The colony has a wide variety of housing styles, which contributes to its charming and laid-back ambiance. Current housing styles include everything from small beach cottages to large three-story mansions. Many of the homes are rented out by their owners. The first homes in Surfside were small beach cottages. In 1929, these homes sold for as little as $700. In general, "A" Row houses are the most highly priced as they have unobstructed views of the Pacific Ocean extending all the way to Santa Catalina Island and sit directly on the beach.

==Education==
The Los Alamitos Unified School District serves Surfside.

==Miscellanea==
The U.S. Postal Service does not deliver mail to the houses in Surfside. However, there is a full-service post office inside of the colony. Each house has a post office box there.

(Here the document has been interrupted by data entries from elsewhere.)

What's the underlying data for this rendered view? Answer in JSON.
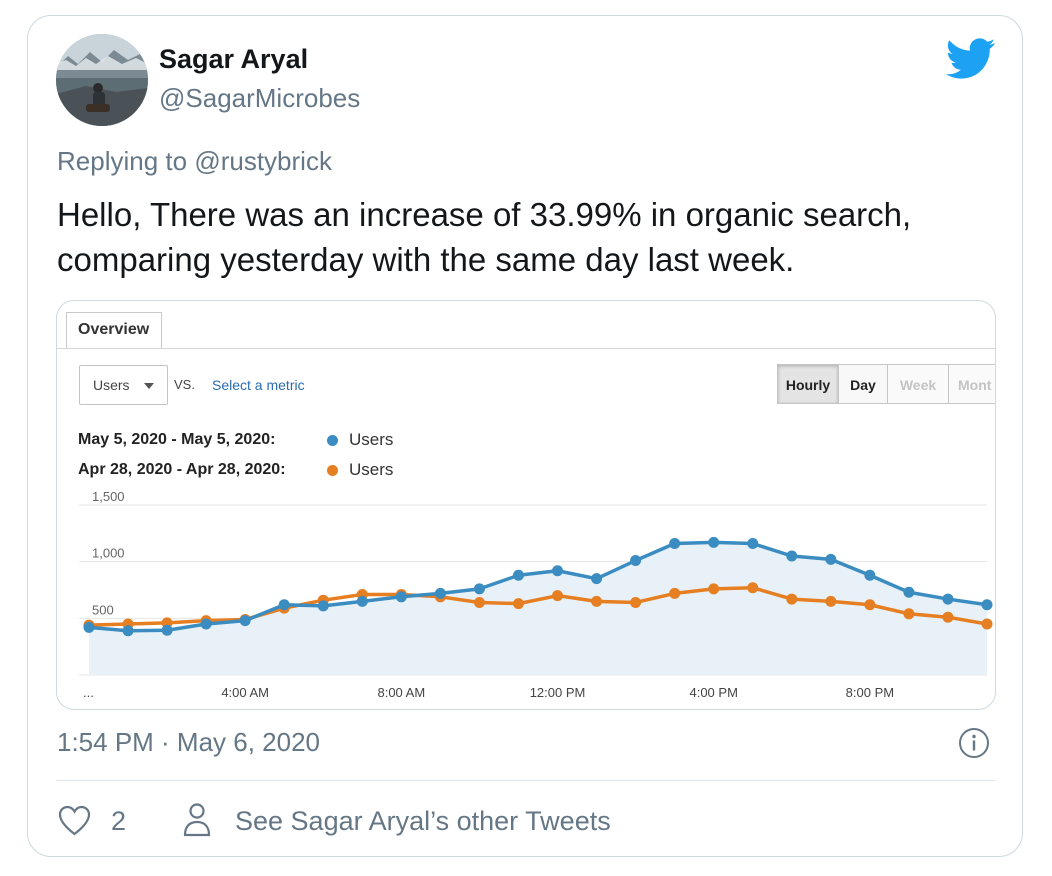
{
  "tweet": {
    "author_name": "Sagar Aryal",
    "author_handle": "@SagarMicrobes",
    "replying_prefix": "Replying to",
    "replying_to": "@rustybrick",
    "text_line1": "Hello, There was an increase of 33.99% in organic search,",
    "text_line2": "comparing yesterday with the same day last week.",
    "timestamp": "1:54 PM · May 6, 2020",
    "like_count": "2",
    "other_tweets_label": "See Sagar Aryal’s other Tweets"
  },
  "icons": {
    "brand": "twitter-bird-icon",
    "info": "info-icon",
    "like": "heart-icon",
    "profile": "person-icon"
  },
  "colors": {
    "twitter_blue": "#1da1f2",
    "series_current": "#3b8cc1",
    "series_previous": "#e67e22",
    "secondary_text": "#657786"
  },
  "analytics": {
    "tab_label": "Overview",
    "metric_dropdown": "Users",
    "vs_label": "VS.",
    "select_metric": "Select a metric",
    "granularity": [
      "Hourly",
      "Day",
      "Week",
      "Mont"
    ],
    "active_granularity": "Hourly",
    "legend": [
      {
        "range": "May 5, 2020 - May 5, 2020:",
        "series": "Users"
      },
      {
        "range": "Apr 28, 2020 - Apr 28, 2020:",
        "series": "Users"
      }
    ]
  },
  "chart_data": {
    "type": "line",
    "ylim": [
      0,
      1500
    ],
    "y_ticks": [
      {
        "value": 1500,
        "label": "1,500"
      },
      {
        "value": 1000,
        "label": "1,000"
      },
      {
        "value": 500,
        "label": "500"
      }
    ],
    "x_ticks": [
      {
        "hour": 0,
        "label": "..."
      },
      {
        "hour": 4,
        "label": "4:00 AM"
      },
      {
        "hour": 8,
        "label": "8:00 AM"
      },
      {
        "hour": 12,
        "label": "12:00 PM"
      },
      {
        "hour": 16,
        "label": "4:00 PM"
      },
      {
        "hour": 20,
        "label": "8:00 PM"
      }
    ],
    "x": [
      0,
      1,
      2,
      3,
      4,
      5,
      6,
      7,
      8,
      9,
      10,
      11,
      12,
      13,
      14,
      15,
      16,
      17,
      18,
      19,
      20,
      21,
      22,
      23
    ],
    "series": [
      {
        "values": [
          420,
          390,
          395,
          450,
          480,
          620,
          610,
          650,
          690,
          720,
          760,
          880,
          920,
          850,
          1010,
          1160,
          1170,
          1160,
          1050,
          1020,
          880,
          730,
          670,
          620
        ]
      },
      {
        "values": [
          440,
          450,
          460,
          480,
          490,
          590,
          660,
          710,
          710,
          690,
          640,
          630,
          700,
          650,
          640,
          720,
          760,
          770,
          670,
          650,
          620,
          540,
          510,
          450
        ]
      }
    ]
  }
}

Surfside consists of three rows of houses, called the A, B, and C rows. The A row is on the sand; the C row is adjacent Pacific Coast Highway. There is a short road entering the colony from Pacific Coast Highway called Phillips Street. House addresses are designated by a letter and a number. For example, "1 A" is the first house on the sand at the southern end of the colony. This sometimes creates a confusion when a physical street address is required.

The U.S. Postal Service lists their address within the colony as 89 B Surfside Avenue. A and B row homes have a Surfside Avenue address. C row homes have a Pacific Avenue address. Pacific is the street that runs from the southeast exit of the colony through neighboring Sunset Beach.

==Notable people==
Bradley Nowell lived in this gated community while being a successful lead singer for the reggae rock and punk band Sublime. After his death in 1996, he was cremated and his ashes were spread over the water.

Former U.S. Representative for California's 45th district, Republican Michelle Steel, was a resident of the community.

Sean Collins-Founder of Surfline
The story goes that before founding Surfline, when Sean Collins was just developing his passion for surf forecasting, he used to sit up on the roof of his Surfside house and time south swells hitting the Huntington Harbor jetty with a stopwatch.